Despedida: Brooklyn to Philly

Patrick Rosal

My late note to Solace reads: Thank you

for the asphalt park on the corner

of Huntingdon and Trenton, where

the skaters rail slide all summer

and their boards ignite tight fires

against the block’s brick and cement.

Thank you, too, for teaching me to live

with the voices licking their way

through my walls and the ones without legs

or wings or ribs I could duck into

to bury a left hook. I can’t murder them

all — not that way. The best I can do

is listen to the hundred cities humming

in my blood. Any veteran of the set

will tell you: if you let any two songs spin

at the same time, there is a point

at which the music will simply line up

— if for just a moment, sometimes longer —

and even when they drift back into their own

galaxies of noise, one enormous

arrangement of metal, wood, and space

clattering into the other, out of time again,

when the downbeats stumble into

the gaps and breaks of another track,

the two simultaneous grooves are what

great dancers learn to move to, swing

and stutter. You just gotta let vinyl fly

long enough. You gotta trust the music.

The body finds it. And I’ll confess, it’s hard

to feel my way into all the two-step

twitch and hip-drops wound up inside

all my sadness, hard as it is to be

a 45-year-old man and weeping

openly on the wide city block where

I’ve made (again) a new home

on a sky-blue day when the apricots

seem to bounce among the topless

boxes crammed into the bed

of the vegetable lady’s pickup.

She’s shouting JERSEY THIS and

JERSEY THAT FOR SALE — as if

she means it, as if to revoke all

the apologies for the place of my birth.

I’ll be the first to admit,

I have never been beautiful

except when no one could see me —

so beautiful that even I couldn’t bear it.

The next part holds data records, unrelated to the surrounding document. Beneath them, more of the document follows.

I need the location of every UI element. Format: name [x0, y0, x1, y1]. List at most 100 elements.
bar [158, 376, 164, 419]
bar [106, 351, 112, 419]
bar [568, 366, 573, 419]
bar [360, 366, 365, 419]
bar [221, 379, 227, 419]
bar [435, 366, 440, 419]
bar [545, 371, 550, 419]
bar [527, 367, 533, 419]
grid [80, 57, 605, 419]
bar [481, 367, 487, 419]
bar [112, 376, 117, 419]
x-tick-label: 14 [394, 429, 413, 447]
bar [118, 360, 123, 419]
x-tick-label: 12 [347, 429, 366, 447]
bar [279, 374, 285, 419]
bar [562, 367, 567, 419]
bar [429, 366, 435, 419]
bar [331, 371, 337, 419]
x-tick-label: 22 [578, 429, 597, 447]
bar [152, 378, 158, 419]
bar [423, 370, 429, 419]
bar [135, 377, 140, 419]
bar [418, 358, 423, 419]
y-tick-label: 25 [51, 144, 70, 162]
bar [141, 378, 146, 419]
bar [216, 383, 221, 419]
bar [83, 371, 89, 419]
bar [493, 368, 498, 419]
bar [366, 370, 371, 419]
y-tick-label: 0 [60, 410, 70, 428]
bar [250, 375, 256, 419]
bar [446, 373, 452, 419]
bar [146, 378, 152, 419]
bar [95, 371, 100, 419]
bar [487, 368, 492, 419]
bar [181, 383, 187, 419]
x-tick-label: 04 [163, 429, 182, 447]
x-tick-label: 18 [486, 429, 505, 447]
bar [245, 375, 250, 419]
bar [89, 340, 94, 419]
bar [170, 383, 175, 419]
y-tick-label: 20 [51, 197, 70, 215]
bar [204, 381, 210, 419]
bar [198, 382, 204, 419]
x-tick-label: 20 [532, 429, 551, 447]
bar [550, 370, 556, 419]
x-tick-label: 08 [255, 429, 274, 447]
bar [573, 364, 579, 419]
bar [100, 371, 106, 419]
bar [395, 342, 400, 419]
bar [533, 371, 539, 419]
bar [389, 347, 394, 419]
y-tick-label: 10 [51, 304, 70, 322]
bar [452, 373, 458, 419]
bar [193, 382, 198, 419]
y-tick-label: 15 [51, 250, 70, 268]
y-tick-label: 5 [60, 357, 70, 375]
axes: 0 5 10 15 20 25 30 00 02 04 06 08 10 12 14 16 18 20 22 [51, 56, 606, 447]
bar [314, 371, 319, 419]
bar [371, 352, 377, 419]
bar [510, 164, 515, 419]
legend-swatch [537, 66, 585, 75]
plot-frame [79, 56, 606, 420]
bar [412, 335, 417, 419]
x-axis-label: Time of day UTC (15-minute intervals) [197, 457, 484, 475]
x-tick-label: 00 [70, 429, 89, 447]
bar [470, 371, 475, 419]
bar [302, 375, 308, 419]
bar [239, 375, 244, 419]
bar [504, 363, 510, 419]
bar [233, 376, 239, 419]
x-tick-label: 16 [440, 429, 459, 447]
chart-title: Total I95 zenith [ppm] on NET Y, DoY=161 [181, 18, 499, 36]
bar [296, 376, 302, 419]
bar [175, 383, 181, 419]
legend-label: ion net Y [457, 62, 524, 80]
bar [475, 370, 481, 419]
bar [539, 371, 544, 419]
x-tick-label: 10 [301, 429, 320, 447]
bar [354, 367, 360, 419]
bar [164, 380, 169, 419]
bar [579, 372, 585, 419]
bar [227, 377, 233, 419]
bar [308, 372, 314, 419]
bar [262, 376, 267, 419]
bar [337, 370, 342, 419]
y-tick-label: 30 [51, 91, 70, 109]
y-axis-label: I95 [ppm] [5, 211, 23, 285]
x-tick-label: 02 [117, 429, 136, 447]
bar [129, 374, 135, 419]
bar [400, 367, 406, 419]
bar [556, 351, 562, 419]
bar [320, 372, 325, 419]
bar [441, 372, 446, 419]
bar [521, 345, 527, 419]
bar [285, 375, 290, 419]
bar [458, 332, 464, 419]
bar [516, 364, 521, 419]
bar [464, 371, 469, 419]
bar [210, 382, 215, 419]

That’s when I began to dream of ways

to float from a silver maple or gather

myself on a road like one hundred thirty

starlings then simply burst apart

before the grill of a fast moving car.

I left Brooklyn and counted each river

I crossed. I know all the bridges, most of them

by name. I owe my madness

and its memory absolutely nothing.

The sanest thing I do these days is kiss

my beloved as long as I can, from her shoulder

to her chin. I lied. There was one other time

I became beautiful. I was far away

from everyone I loved, though I was in a room

full of curmudgeons and stranglers,

technocrats and blowhards. It struck me then,

no matter which way I turned or what

tic on the compass I followed,

I was approaching something that didn’t

kill me. I was nudged nearer my brothers

and everyone else who long ago accepted

my fevers and grief. I was budged toward

at least a few hundred drunken

comrades of foolishness, captains

every one of them, whom I laughed with

or danced against in some shared mourning,

each of us lost at one time or another

in one of seven kinds of bewilderment.

It’s an old curse of mine: to be without

a nation or a home. All of my sorrow

and all of my comfort remains

in this fact. No matter where I turn,

exile’s the zip code, and every step I make,

it looks like I’m always headed back.